Power factor – The ratio of real power in watts of an alternating-current circuit to the apparent power in volt-amperes. In addition, the cosine of the phase angle between the voltages applied to a load and the current passing through it. It's always between zero and one. Purely resistive load will have a power factor of 1.0 and a motor load will have about a .8 power factor.
Power pool – Two or more interconnected electric systems planned and operated to supply power in the most reliable, economical manner for their combined load requirements and maintenance program.
Service – Conductors operating at less than 600 volts from Otter Tail Power Company's transformer, pedestal, or pole to a building. If the conductors do not end on a building, these conductors are secondary and NOT service wires. Example: Wire to meter pole on farm or meter pedestal next to mobile home is secondary.
Service entrance – Conductors installed and paid for by the customer between the point of attachment of the service or secondary and the customer's service equipment within or on a building.
Service equipment – The circuit breakers or switches and fuses installed and paid for by the customer and located near the point of entrance of the service entrance; intended to be the main controls and means of cutoff for the electric supply to the building.

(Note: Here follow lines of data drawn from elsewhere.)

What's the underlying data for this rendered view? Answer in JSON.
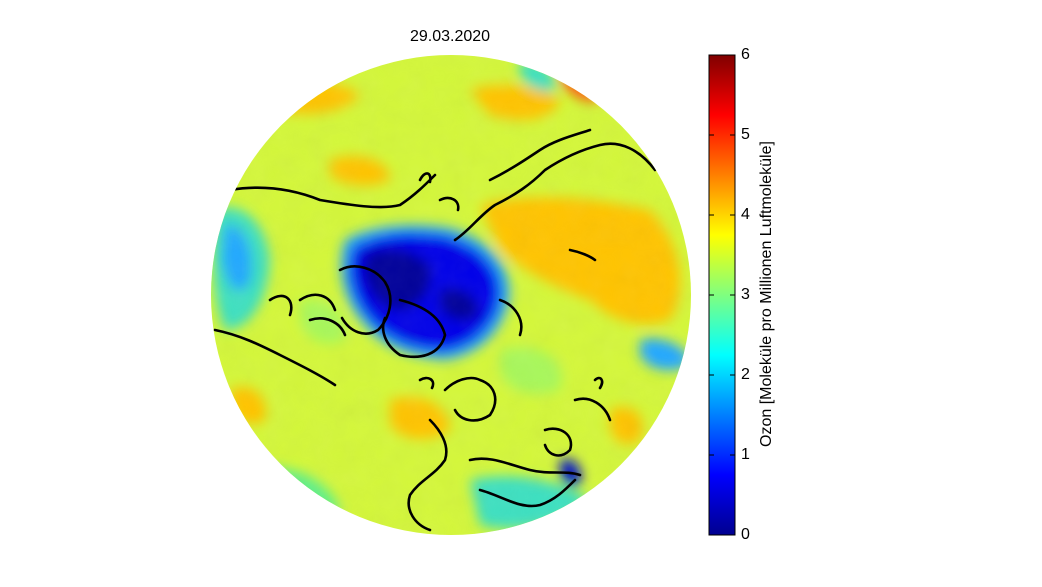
{
  "title": "29.03.2020",
  "colorbar": {
    "label": "Ozon [Moleküle pro Millionen Luftmoleküle]",
    "min": 0,
    "max": 6,
    "ticks": [
      {
        "value": 0,
        "label": "0"
      },
      {
        "value": 1,
        "label": "1"
      },
      {
        "value": 2,
        "label": "2"
      },
      {
        "value": 3,
        "label": "3"
      },
      {
        "value": 4,
        "label": "4"
      },
      {
        "value": 5,
        "label": "5"
      },
      {
        "value": 6,
        "label": "6"
      }
    ],
    "colormap": "jet",
    "colors": [
      "#00008f",
      "#0000ff",
      "#00ffff",
      "#ffff00",
      "#ff0000",
      "#800000"
    ]
  },
  "map": {
    "projection": "north-polar stereographic",
    "coastline_color": "#000000",
    "background_level": 3.5
  }
}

Single-phase – An alternating-current circuit in which only one phase of current is available in a two-conductor or three-conductor system.
Step-down transformer – A device for changing the small current at high voltage that's transmitted from power plant to local substation into larger current at lower voltage for consumer use.
Subbituminous coal – A high-energy soft coal that ranks below bituminous coal but higher than lignite in energy value. It generally has high heat content and can be readily ground for easy combustion. We use subbituminous coal to generate electricity at Hoot Lake Plant and Big Stone Plant.
Substation – Equipment used for switching and/or changing or regulating the voltage of electricity. Step-down substations reduce voltage and step-up substations raise voltage.
Transformer – An electromagnetic device for changing the voltage of alternating-current electricity.
Transmission – The process of transporting electric energy in bulk from a source of supply to other parts of the system or to another utility.
Transmission line – A circuit on the same line of poles or structures operating at relatively high voltage—contrast with distribution lines that operate at lower voltages.
Turbine generator – A device consisting of blades attached to a shaft that generates electricity.
Voltage (v) – The force that causes current to flow through a conductor. One volt equals the force required to produce a current flow of one ampere through a resistance of one ohm. Potential energy; a measure of the difference in electrical potential of two points.
Watt (w) – A measure of real power; power required to do work at the rate of one joule per second. It's the power expended when one ampere of direct current flows through a resistance of one ohm under a pressure of one volt. It's analogous to horsepower or foot-pounds per minute of mechanical power.